Congressman Joe Moakley (D-Mass.) was one of last week's snowblowers. The Boston Globe quoted Mr. Moakley, dubbed "Havana Joe" by the Cuban American National Foundation four years ago when he led a group to Cuba for a Castro kiss-up meeting, as saying: "If an American mother died in Cuba and her relatives there wanted to keep her son, the very same people who are screaming in Congress about making Elián a citizen would be calling out the Marines to grab the American boy and bring him home." The influential Democrat told the grandmas he would do all he could to kill Elián's chance for American citizenship.
Also taking the pro-Castro line was the National Council of Churches, which jetted grandmothers Raquel Rodriguez and Mariela Gonzalez from Cuba to New York to Miami to Washington and back to Miami for a government-ordered meeting with Elián at the home of Jeanne O'Laughlin, a college president and pal of Attorney General Janet Reno. The 70-year-old Dominican nun complained of the politicization of Elián's case by all sides, but was particularly angered by the propaganda campaign of the Castro government. She said, "I would go with the law that the child should be with the father, but what I saw and felt really frightened me for the child." Miss O'Laughlin now thinks Elián should stay in the United States.
Cuban-American leaders in Miami worry about polls showing the opposite sentiment. "People here in the United States don't know that the laws in Cuba are incompatible with the laws of the United States," Cuban-American activist Jose Basulto told WORLD. "If this child is returned to the island, custody will not go to the father. It will go to the state. He will be indoctrinated so that he can serve the state and the will of Castro."

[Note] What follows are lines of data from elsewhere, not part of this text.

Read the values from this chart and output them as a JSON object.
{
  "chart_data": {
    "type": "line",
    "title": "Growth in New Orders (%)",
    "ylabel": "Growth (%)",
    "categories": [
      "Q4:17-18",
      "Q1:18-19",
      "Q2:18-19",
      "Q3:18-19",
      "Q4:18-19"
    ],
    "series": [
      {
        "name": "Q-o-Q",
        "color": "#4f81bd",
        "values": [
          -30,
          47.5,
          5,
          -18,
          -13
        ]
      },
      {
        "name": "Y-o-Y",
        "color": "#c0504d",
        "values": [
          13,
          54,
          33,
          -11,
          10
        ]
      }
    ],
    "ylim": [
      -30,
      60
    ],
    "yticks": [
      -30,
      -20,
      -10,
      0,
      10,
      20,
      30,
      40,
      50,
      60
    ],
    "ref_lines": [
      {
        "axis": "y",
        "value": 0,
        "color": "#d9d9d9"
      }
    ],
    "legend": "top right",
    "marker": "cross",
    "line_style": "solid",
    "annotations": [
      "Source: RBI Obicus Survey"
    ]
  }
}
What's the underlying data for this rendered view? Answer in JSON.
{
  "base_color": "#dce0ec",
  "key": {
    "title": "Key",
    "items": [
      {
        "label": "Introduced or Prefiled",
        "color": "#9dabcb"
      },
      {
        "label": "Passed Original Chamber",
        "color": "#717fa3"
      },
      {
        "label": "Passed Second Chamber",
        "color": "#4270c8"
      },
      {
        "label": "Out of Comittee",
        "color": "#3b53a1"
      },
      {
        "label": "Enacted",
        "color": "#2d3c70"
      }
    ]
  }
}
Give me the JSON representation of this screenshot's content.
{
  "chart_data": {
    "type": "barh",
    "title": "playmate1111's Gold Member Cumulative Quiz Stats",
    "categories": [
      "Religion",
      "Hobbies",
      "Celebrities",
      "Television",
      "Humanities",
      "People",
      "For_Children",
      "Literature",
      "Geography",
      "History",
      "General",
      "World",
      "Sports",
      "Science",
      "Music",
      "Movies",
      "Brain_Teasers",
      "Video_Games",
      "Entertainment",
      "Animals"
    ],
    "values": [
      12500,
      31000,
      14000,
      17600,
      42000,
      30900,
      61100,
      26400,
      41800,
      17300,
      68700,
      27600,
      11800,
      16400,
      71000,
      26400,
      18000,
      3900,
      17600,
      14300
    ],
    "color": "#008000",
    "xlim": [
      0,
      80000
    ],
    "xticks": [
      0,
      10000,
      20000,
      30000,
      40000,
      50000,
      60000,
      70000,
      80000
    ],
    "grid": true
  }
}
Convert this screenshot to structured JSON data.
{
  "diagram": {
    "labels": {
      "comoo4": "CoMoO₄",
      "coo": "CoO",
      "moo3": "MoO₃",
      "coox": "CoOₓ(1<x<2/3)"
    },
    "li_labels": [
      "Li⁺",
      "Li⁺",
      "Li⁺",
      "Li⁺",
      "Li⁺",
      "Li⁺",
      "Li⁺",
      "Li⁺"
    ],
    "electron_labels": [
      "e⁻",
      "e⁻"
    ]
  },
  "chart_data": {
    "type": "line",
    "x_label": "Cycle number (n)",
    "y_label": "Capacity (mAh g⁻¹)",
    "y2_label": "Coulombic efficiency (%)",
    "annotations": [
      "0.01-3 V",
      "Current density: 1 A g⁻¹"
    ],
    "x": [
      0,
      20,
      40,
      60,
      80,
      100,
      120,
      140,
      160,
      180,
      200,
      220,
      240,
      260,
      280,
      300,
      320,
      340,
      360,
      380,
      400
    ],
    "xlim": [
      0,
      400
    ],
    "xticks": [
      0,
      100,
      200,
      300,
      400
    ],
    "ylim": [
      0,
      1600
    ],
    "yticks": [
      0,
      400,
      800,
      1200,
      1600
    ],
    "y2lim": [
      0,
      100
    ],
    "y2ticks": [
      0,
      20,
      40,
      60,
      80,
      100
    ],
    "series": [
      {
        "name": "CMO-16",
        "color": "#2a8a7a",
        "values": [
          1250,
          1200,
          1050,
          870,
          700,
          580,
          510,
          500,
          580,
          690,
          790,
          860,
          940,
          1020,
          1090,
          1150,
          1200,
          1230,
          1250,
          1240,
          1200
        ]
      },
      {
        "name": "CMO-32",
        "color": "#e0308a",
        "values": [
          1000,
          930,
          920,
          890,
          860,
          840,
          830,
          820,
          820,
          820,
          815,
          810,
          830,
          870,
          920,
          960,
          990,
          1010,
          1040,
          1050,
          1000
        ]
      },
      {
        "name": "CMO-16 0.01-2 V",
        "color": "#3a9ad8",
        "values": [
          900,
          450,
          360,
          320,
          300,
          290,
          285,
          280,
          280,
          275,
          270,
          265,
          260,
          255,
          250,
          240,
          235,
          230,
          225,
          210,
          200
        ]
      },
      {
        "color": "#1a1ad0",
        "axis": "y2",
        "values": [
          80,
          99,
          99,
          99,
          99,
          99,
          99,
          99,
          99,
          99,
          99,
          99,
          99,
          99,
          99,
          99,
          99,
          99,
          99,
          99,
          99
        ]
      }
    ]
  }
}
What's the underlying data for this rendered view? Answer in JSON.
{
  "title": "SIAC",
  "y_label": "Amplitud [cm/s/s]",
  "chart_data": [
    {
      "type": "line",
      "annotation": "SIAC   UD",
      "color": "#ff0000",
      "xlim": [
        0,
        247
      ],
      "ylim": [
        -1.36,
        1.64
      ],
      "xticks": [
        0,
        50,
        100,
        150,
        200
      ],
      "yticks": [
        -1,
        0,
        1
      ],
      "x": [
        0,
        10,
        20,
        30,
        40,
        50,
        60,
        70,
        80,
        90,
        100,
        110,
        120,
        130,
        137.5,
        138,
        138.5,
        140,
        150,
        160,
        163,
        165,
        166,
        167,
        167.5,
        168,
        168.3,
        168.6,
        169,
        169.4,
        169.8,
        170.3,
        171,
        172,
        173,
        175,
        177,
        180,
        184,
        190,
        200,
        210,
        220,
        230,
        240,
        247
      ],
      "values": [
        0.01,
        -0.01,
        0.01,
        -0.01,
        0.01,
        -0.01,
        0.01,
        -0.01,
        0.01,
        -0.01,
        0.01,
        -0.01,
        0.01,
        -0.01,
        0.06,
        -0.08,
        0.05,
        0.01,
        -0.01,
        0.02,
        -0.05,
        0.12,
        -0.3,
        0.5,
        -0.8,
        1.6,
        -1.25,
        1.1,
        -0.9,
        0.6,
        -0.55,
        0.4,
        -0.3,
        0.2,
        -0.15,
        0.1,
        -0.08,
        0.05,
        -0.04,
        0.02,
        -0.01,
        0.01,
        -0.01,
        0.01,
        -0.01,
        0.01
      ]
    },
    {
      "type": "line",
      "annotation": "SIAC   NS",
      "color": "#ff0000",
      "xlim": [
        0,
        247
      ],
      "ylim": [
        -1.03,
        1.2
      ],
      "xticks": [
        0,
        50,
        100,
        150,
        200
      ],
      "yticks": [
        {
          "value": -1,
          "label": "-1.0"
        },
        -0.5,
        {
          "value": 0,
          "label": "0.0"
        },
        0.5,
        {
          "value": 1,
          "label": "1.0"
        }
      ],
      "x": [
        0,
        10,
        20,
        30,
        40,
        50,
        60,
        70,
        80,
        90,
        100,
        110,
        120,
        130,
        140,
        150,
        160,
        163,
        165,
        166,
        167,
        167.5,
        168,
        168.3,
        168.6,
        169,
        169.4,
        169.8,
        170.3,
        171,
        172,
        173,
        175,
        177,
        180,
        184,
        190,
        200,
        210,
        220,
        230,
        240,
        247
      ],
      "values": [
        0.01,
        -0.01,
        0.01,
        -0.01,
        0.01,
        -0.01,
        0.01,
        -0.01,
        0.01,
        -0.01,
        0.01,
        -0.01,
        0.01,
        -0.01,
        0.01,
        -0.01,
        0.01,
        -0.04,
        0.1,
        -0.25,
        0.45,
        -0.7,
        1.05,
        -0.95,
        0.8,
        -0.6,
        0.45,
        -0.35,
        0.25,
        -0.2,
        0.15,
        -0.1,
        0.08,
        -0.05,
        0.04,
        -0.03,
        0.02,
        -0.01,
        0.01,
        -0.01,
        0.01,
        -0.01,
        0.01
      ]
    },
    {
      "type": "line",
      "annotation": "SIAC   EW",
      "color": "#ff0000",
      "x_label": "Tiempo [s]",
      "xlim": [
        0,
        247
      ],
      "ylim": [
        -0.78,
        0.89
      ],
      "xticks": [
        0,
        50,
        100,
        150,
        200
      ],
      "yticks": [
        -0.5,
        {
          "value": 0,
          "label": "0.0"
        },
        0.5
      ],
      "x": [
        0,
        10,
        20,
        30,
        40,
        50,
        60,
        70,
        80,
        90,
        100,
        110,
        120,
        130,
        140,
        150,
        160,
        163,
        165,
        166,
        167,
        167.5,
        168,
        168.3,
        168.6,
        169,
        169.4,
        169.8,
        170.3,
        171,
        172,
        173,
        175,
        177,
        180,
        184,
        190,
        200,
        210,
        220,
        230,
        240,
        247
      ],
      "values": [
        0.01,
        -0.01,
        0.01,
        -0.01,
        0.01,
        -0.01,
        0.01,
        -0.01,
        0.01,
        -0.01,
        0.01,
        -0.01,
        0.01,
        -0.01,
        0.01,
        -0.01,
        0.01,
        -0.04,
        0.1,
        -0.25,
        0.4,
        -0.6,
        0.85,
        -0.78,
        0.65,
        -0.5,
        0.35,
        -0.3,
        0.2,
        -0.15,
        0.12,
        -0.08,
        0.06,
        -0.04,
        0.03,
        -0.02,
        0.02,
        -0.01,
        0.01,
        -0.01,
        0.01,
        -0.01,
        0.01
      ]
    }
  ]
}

Mr. Basulto is president of Brothers to the Rescue, a search-and-rescue mission that was called out on Thanksgiving Day to search via plane for Elián and others aboard a makeshift boat bound for Florida, after Miami relatives learned that Elián and his mother were missing. Mr. Basulto has been involved in the case ever since, meeting with Elián and his relatives nearly every day.
Mr. Basulto reiterates statements by relatives concerning Elián's own wishes. He says the boy has told him he wishes to remain in the United States. One of Elián's cousins, Georgina Cid, traveled to Washington to lobby for support for a bill to grant Elián U.S. citizenship. She was joined by the fisherman who rescued Elián at sea on Thanksgiving Day, Donato Dalrymple, and the only other survivors of the boatwreck off the Florida coast.
Florida Sen. Connie Mack urged that a silent voice should be heard in the debate, one whose actions speak louder than words: "Elián's mother, who gave her life in a quest for freedom, ought to be listened to as to what should happen with the little boy."
What will Miami's Cuban-American community do if Elián is sent home?
Mr. Basulto said, "It was a miracle of God for Elián to be sent here. If he is sent back to Cuba, maybe that is part of the purpose of God. Maybe we cannot understand what the purpose of this child will be."